You cry. His lips are moving, but you can't understand him. Santa, someone who was supposed to fly all over the world in one night and know how to speak in all languages for all children, couldn't speak to you. You couldn't hear him, and he couldn't figure out a way to help you understand him.

Next year, you're traumatized. The next, too. And the next, and the next, and the next. Eventually, your parents have to explain that Santa isn't real just so you don't feel left out, like that big jolly man didn't love everyone in the world execpt for you. You're deaf, and Santa doesn't like deaf kids.

Now let's go back in time, maybe a week before you went to go see Santa. Santa went to a seven day class on how to say "Do you want a big present or a small present," "Are you excited," and "Act out [sign he doesn't know]." Santa wouldn't necessarily need to know the sign for "dinosaur," that little six-year-old child could simply tell Santa about the giant dinosaur they wanted by acting like a dinosaur. They would know that Santa liked them, and they would have a great time—just like every hearing child there.

Unlike most spoken foreign languages, American Sign Language (ASL) doesn't take years to figure out. After two years of German, I still can't say "I played a really fun video game when I was a child," but after two classes a week for 42 weeks, I can easily sign things like "I really need help with my math homework. I had to pick up my medication and the pharmacy closed during class, so I had to miss it."

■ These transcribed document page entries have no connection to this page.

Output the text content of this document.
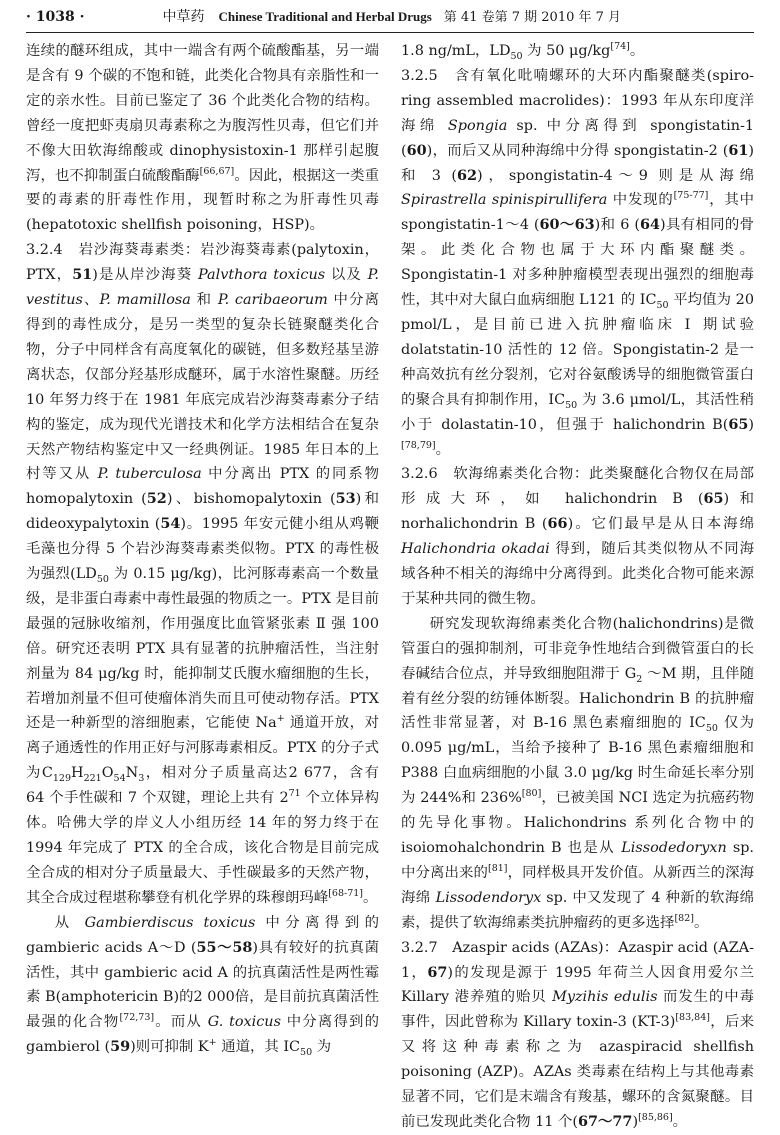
· 1038 ·	中草药 Chinese Traditional and Herbal Drugs 第 41 卷第 7 期 2010 年 7 月

连续的醚环组成，其中一端含有两个硫酸酯基，另一端是含有 9 个碳的不饱和链，此类化合物具有亲脂性和一定的亲水性。目前已鉴定了 36 个此类化合物的结构。曾经一度把虾夷扇贝毒素称之为腹泻性贝毒，但它们并不像大田软海绵酸或 dinophysistoxin-1 那样引起腹泻，也不抑制蛋白硫酸酯酶[66,67]。因此，根据这一类重要的毒素的肝毒性作用，现暂时称之为肝毒性贝毒(hepatotoxic shellfish poisoning，HSP)。

3.2.4　岩沙海葵毒素类：岩沙海葵毒素(palytoxin，PTX，51)是从岸沙海葵 Palvthora toxicus 以及 P. vestitus、P. mamillosa 和 P. caribaeorum 中分离得到的毒性成分，是另一类型的复杂长链聚醚类化合物，分子中同样含有高度氧化的碳链，但多数羟基呈游离状态，仅部分羟基形成醚环，属于水溶性聚醚。历经 10 年努力终于在 1981 年底完成岩沙海葵毒素分子结构的鉴定，成为现代光谱技术和化学方法相结合在复杂天然产物结构鉴定中又一经典例证。1985 年日本的上村等又从 P. tuberculosa 中分离出 PTX 的同系物 homopalytoxin (52)、bishomopalytoxin (53)和 dideoxypalytoxin (54)。1995 年安元健小组从鸡鞭毛藻也分得 5 个岩沙海葵毒素类似物。PTX 的毒性极为强烈($LD_{50}$ 为 0.15 μg/kg)，比河豚毒素高一个数量级，是非蛋白毒素中毒性最强的物质之一。PTX 是目前最强的冠脉收缩剂，作用强度比血管紧张素 Ⅱ 强 100 倍。研究还表明 PTX 具有显著的抗肿瘤活性，当注射剂量为 84 μg/kg 时，能抑制艾氏腹水瘤细胞的生长，若增加剂量不但可使瘤体消失而且可使动物存活。PTX 还是一种新型的溶细胞素，它能使 Na+ 通道开放，对离子通透性的作用正好与河豚毒素相反。PTX 的分子式为$C_{129}H_{221}O_{54}N_3$，相对分子质量高达2 677，含有 64 个手性碳和 7 个双键，理论上共有 $2^{71}$ 个立体异构体。哈佛大学的岸义人小组历经 14 年的努力终于在 1994 年完成了 PTX 的全合成，该化合物是目前完成全合成的相对分子质量最大、手性碳最多的天然产物，其全合成过程堪称攀登有机化学界的珠穆朗玛峰[68-71]。

从 Gambierdiscus toxicus 中分离得到的 gambieric acids A～D (55～58)具有较好的抗真菌活性，其中 gambieric acid A 的抗真菌活性是两性霉素 B(amphotericin B)的2 000倍，是目前抗真菌活性最强的化合物[72,73]。而从 G. toxicus 中分离得到的 gambierol (59)则可抑制 K+ 通道，其 $IC_{50}$ 为

1.8 ng/mL，$LD_{50}$ 为 50 μg/kg[74]。

3.2.5　含有氧化吡喃螺环的大环内酯聚醚类(spiro-ring assembled macrolides)：1993 年从东印度洋海绵 Spongia sp. 中分离得到 spongistatin-1 (60)，而后又从同种海绵中分得 spongistatin-2 (61)和 3 (62)，spongistatin-4～9 则是从海绵 Spirastrella spinispirullifera 中发现的[75-77]，其中 spongistatin-1～4 (60～63)和 6 (64)具有相同的骨架。此类化合物也属于大环内酯聚醚类。Spongistatin-1 对多种肿瘤模型表现出强烈的细胞毒性，其中对大鼠白血病细胞 L121 的 $IC_{50}$ 平均值为 20 pmol/L，是目前已进入抗肿瘤临床 Ⅰ 期试验 dolatstatin-10 活性的 12 倍。Spongistatin-2 是一种高效抗有丝分裂剂，它对谷氨酸诱导的细胞微管蛋白的聚合具有抑制作用，$IC_{50}$ 为 3.6 μmol/L，其活性稍小于 dolastatin-10，但强于 halichondrin B(65)[78,79]。

3.2.6　软海绵素类化合物：此类聚醚化合物仅在局部形成大环，如 halichondrin B (65)和 norhalichondrin B (66)。它们最早是从日本海绵 Halichondria okadai 得到，随后其类似物从不同海域各种不相关的海绵中分离得到。此类化合物可能来源于某种共同的微生物。

研究发现软海绵素类化合物(halichondrins)是微管蛋白的强抑制剂，可非竞争性地结合到微管蛋白的长春碱结合位点，并导致细胞阻滞于 $G_2$ ～M 期，且伴随着有丝分裂的纺锤体断裂。Halichondrin B 的抗肿瘤活性非常显著，对 B-16 黑色素瘤细胞的 $IC_{50}$ 仅为 0.095 μg/mL，当给予接种了 B-16 黑色素瘤细胞和 P388 白血病细胞的小鼠 3.0 μg/kg 时生命延长率分别为 244%和 236%[80]，已被美国 NCI 选定为抗癌药物的先导化事物。Halichondrins 系列化合物中的 isoiomohalchondrin B 也是从 Lissodedoryxn sp. 中分离出来的[81]，同样极具开发价值。从新西兰的深海海绵 Lissodendoryx sp. 中又发现了 4 种新的软海绵素，提供了软海绵素类抗肿瘤药的更多选择[82]。

3.2.7　Azaspir acids (AZAs)：Azaspir acid (AZA-1，67)的发现是源于 1995 年荷兰人因食用爱尔兰 Killary 港养殖的贻贝 Myzihis edulis 而发生的中毒事件，因此曾称为 Killary toxin-3 (KT-3)[83,84]，后来又将这种毒素称之为 azaspiracid shellfish poisoning (AZP)。AZAs 类毒素在结构上与其他毒素显著不同，它们是末端含有羧基，螺环的含氮聚醚。目前已发现此类化合物 11 个(67～77)[85,86]。
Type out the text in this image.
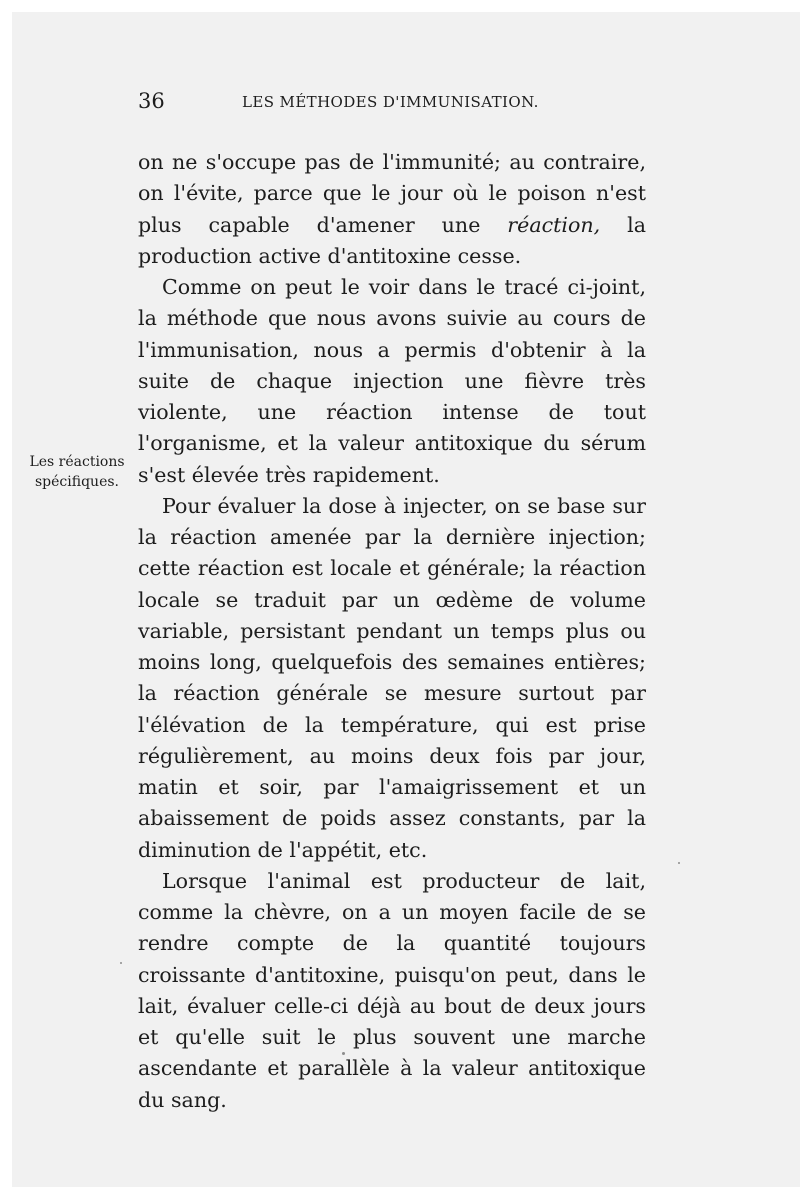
36	LES MÉTHODES D'IMMUNISATION.
Les réactions spécifiques.

on ne s'occupe pas de l'immunité; au contraire, on l'évite, parce que le jour où le poison n'est plus capable d'amener une réaction, la production active d'antitoxine cesse.

Comme on peut le voir dans le tracé ci-joint, la méthode que nous avons suivie au cours de l'immunisation, nous a permis d'obtenir à la suite de chaque injection une fièvre très violente, une réaction intense de tout l'organisme, et la valeur antitoxique du sérum s'est élevée très rapidement.

Pour évaluer la dose à injecter, on se base sur la réaction amenée par la dernière injection; cette réaction est locale et générale; la réaction locale se traduit par un œdème de volume variable, persistant pendant un temps plus ou moins long, quelquefois des semaines entières; la réaction générale se mesure surtout par l'élévation de la température, qui est prise régulièrement, au moins deux fois par jour, matin et soir, par l'amaigrissement et un abaissement de poids assez constants, par la diminution de l'appétit, etc.

Lorsque l'animal est producteur de lait, comme la chèvre, on a un moyen facile de se rendre compte de la quantité toujours croissante d'antitoxine, puisqu'on peut, dans le lait, évaluer celle-ci déjà au bout de deux jours et qu'elle suit le plus souvent une marche ascendante et parallèle à la valeur antitoxique du sang.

21 classes and I could sign things like that. 21 classes and, while I'm still a slow signer, I can keep up in a conversation and gifure out how to sign words when I don't know the actual sign for it. I can act it out, look silly, look excited... and guess what? Mall Santas can do this, too. Seven days to save a child from the idea that Santa doesn't love them enough to learn their language.

This lack of support is just one of the many signs of audism in America, a lesser-known form of oppression that states that people are superior based on their ability to hear and prevents the adequate treatment of Deaf individuals. Most people are hearing, so why should we accomidate the Deaf? Why do basic doorbells that alert the Deaf to visitors cost a minimum of $30 while a more advanced one for the hearing can be found for as little as $13? Why do people stare when I sign in public, but not give me a second glance when I'm speaking? Why did the servers avoid us like the plague when I was at a Deaf event, but suddenly crowd around me when they found out that I was hearing?

We have treated the Deaf horribly over these past few decades. Institutionalization, being refused an interpretor after being arrested, being forced to speak when they can't hear what they're saying... It's time to stop. Let's start reforming the way we treat the Deaf by starting with their children and making sure that their holidays are as merry and bright as everyone else's.

So come on, mall Santas. Let's take seven days to learn some basic signs and make some children happy this Christmas.